Prepare prawns. Cut off whiskers, and devein.

To remove vein, insert a bamboo skewer in the second soft spot in the hard shell on the back, tilt to pick up vein, and slowly pull out. If vein tends to snap at the skewer, pull it downward (toward tail) and then upward (toward head).

Rinse, and drain.

Put one or two prawns on each bamboo skewer.


Bring plenty of water to boil, and add sake and salt.

Put prawns, and immediately remove from water when color changes.

Do not pile up prawns, as they would retain heat and continue cooking.


In a pot, put all ingredients for broth, and bring to boil.

Add prawns, cover, cook on medium or medium low heat for 1 minute (count to 60), remove from heat, and let cool.


When cool enough, remove skewers, transfer to a container, and refrigerate until day of serving.
Serve warm or at room temperature.

  • Be careful not to overcook, especially if you use a high efficiency thick-walled pot. If you do use a thick-walled pot, place on a cold surface to cool faster after removing from heat, or transfer prawns to another container.
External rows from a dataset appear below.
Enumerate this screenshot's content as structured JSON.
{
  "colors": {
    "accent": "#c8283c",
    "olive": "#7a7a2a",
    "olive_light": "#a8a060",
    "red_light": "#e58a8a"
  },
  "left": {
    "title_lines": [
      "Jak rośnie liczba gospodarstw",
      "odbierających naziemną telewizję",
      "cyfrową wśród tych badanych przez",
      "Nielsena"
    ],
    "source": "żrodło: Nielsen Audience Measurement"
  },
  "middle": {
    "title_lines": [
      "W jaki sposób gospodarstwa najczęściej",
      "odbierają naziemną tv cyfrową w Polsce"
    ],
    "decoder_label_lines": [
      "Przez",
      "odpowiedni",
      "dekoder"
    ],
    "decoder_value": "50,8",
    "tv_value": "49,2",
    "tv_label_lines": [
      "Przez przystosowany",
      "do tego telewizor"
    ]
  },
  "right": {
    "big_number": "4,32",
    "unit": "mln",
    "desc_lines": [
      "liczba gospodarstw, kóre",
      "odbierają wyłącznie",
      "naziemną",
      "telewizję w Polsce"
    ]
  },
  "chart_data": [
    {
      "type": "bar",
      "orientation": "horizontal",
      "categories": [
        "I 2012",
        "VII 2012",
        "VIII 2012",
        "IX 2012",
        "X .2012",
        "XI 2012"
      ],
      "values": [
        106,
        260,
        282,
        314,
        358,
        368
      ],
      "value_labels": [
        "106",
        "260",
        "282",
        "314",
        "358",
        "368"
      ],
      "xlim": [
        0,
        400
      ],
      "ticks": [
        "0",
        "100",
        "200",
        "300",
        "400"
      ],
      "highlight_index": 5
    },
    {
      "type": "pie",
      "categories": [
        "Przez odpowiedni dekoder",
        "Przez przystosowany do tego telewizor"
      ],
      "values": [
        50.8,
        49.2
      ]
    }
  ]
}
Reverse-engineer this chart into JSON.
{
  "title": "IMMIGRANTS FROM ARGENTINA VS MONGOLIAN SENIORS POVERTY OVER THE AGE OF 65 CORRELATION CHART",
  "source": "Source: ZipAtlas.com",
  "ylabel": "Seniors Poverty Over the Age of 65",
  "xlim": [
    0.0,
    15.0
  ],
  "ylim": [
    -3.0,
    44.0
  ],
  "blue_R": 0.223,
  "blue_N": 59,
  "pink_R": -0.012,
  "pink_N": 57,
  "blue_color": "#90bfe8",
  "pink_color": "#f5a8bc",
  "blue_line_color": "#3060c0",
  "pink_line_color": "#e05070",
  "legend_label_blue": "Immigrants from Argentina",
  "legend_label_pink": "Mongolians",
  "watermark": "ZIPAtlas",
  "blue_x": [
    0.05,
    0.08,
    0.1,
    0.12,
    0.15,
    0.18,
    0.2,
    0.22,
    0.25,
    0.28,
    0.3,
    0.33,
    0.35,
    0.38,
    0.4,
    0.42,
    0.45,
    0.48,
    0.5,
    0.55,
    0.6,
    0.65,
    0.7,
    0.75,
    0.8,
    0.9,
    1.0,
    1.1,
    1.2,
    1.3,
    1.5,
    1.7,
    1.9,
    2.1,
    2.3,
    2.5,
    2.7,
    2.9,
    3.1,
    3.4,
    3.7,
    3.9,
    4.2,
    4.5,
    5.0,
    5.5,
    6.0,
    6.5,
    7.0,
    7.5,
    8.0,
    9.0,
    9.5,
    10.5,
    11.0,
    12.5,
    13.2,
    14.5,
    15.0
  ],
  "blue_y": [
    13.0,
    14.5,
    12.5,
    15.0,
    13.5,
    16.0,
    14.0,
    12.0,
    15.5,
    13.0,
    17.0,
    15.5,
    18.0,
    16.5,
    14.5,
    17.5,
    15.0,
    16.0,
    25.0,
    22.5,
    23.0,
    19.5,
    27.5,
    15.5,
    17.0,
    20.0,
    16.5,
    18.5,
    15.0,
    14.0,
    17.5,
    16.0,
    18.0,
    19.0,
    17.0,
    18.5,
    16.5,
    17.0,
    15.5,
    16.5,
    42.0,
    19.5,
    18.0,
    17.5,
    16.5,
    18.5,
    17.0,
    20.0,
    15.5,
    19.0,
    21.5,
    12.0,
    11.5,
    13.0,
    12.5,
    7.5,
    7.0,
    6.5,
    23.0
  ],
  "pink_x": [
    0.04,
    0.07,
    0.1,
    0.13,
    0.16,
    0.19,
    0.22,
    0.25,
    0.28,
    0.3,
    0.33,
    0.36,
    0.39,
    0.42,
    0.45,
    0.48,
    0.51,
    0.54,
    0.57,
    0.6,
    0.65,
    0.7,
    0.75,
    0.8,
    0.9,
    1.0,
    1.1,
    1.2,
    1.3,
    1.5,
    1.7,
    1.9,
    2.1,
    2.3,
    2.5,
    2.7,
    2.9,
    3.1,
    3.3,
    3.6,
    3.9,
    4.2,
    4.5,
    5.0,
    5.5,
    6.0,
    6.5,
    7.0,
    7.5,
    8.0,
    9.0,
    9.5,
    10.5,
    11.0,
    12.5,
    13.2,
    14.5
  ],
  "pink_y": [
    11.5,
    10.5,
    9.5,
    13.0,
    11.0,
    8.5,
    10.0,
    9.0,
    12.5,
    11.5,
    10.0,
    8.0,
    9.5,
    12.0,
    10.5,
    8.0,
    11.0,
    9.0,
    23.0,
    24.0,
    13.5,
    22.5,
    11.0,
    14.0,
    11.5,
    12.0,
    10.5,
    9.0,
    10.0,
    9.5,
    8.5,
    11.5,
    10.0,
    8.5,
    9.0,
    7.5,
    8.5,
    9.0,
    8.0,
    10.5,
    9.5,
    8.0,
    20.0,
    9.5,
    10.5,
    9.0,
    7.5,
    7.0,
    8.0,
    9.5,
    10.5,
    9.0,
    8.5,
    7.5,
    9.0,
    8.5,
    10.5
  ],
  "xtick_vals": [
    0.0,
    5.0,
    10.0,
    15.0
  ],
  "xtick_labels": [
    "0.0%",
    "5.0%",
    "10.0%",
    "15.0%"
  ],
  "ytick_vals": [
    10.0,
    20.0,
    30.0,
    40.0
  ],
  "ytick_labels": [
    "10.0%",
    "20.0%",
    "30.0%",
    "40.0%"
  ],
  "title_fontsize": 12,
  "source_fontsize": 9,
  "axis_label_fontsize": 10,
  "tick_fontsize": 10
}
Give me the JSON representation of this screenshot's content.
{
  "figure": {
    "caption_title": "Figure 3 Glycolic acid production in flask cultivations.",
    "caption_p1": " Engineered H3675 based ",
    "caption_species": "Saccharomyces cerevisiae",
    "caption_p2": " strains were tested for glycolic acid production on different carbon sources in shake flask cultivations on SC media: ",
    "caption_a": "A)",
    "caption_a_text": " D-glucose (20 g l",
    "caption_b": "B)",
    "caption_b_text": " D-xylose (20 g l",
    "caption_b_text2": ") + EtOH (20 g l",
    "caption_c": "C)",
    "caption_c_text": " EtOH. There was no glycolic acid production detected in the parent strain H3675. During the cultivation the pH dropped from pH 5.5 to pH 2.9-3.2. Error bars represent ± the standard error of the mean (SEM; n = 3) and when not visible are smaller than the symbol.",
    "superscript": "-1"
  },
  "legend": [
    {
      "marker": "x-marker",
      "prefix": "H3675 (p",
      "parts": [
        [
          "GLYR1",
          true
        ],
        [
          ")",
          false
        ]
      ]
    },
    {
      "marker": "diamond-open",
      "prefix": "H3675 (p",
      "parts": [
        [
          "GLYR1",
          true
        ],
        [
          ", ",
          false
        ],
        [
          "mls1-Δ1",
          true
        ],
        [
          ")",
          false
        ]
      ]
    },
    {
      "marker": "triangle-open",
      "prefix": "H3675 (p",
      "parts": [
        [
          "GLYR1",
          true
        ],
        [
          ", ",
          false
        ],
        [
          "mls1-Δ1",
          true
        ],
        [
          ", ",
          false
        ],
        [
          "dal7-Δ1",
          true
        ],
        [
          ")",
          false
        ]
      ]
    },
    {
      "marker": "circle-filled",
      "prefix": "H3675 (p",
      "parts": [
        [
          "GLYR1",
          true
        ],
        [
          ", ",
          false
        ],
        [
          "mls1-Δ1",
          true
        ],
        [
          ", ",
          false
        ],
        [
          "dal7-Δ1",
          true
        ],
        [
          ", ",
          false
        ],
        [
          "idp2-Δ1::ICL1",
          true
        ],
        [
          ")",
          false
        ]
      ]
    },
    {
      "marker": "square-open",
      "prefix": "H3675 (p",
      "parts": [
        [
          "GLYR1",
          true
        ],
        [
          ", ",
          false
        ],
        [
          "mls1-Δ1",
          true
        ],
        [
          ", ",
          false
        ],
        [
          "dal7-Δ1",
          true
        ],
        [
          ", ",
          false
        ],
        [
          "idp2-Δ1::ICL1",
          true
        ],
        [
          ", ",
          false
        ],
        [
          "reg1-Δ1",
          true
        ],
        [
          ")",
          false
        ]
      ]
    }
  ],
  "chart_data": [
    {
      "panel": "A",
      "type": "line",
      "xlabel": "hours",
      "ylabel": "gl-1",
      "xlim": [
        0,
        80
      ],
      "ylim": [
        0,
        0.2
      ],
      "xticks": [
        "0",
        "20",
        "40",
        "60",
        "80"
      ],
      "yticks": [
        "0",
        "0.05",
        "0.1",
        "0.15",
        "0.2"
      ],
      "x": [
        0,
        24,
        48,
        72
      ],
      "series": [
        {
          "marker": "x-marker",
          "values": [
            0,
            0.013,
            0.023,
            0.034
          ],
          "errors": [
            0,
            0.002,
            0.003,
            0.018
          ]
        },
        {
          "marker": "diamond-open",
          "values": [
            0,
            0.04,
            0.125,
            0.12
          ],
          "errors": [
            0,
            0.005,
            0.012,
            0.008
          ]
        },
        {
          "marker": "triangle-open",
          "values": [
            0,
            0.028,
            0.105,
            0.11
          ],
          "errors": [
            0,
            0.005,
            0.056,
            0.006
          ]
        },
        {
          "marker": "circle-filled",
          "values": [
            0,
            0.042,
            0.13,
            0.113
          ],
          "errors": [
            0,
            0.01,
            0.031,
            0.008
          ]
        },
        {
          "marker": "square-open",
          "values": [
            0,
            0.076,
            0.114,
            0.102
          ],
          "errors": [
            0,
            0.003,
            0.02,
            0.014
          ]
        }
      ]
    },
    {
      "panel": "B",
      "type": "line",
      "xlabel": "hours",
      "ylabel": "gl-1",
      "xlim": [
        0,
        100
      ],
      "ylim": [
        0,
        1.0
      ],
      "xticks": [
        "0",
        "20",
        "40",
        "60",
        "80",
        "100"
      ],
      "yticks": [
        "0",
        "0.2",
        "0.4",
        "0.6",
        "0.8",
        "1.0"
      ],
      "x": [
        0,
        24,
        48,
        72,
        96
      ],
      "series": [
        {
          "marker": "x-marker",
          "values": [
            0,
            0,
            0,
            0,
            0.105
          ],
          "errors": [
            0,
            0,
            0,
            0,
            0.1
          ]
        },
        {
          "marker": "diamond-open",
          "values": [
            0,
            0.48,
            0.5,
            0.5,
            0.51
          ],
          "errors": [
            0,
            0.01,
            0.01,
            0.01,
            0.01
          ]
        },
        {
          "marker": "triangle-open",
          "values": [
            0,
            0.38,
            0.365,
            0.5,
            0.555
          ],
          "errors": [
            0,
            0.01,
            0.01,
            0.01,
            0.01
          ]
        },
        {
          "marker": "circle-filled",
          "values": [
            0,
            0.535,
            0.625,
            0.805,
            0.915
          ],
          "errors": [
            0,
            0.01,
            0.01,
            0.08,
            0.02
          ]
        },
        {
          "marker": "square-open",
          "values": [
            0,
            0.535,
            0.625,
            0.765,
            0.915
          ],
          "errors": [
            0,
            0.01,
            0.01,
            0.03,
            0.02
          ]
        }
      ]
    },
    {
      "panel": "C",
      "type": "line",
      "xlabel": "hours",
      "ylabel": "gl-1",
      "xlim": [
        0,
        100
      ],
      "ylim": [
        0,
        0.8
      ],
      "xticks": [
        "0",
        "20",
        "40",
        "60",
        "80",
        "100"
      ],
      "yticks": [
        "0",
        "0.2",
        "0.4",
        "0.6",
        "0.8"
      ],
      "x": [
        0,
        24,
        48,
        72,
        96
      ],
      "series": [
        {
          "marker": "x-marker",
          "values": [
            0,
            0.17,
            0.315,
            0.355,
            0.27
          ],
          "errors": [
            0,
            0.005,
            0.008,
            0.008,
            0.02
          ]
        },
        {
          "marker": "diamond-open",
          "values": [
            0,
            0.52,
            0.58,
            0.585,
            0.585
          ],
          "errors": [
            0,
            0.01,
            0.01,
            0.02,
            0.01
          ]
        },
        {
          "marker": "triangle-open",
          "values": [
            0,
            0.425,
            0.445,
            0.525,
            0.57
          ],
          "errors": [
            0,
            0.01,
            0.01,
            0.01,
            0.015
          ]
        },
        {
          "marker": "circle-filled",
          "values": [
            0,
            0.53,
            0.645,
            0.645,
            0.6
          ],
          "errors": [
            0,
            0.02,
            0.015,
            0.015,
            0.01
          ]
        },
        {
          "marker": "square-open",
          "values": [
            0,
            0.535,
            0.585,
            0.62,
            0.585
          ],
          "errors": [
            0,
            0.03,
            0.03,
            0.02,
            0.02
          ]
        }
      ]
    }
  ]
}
Cooking prawns too long makes their texture like rubber. 
  • If you buy frozen prawns, buy them rock-hard frozen and thaw at home for best results. This dish has a very light flavor, and the taste all depends on the quality of prawns.
  • Elderly people with severely bent backs used to be commonly seen when I was a kid. Osteoporosis, deficiencies of calcium and other minerals in their diet and many years of long days bent over in the fields are often cited as causes.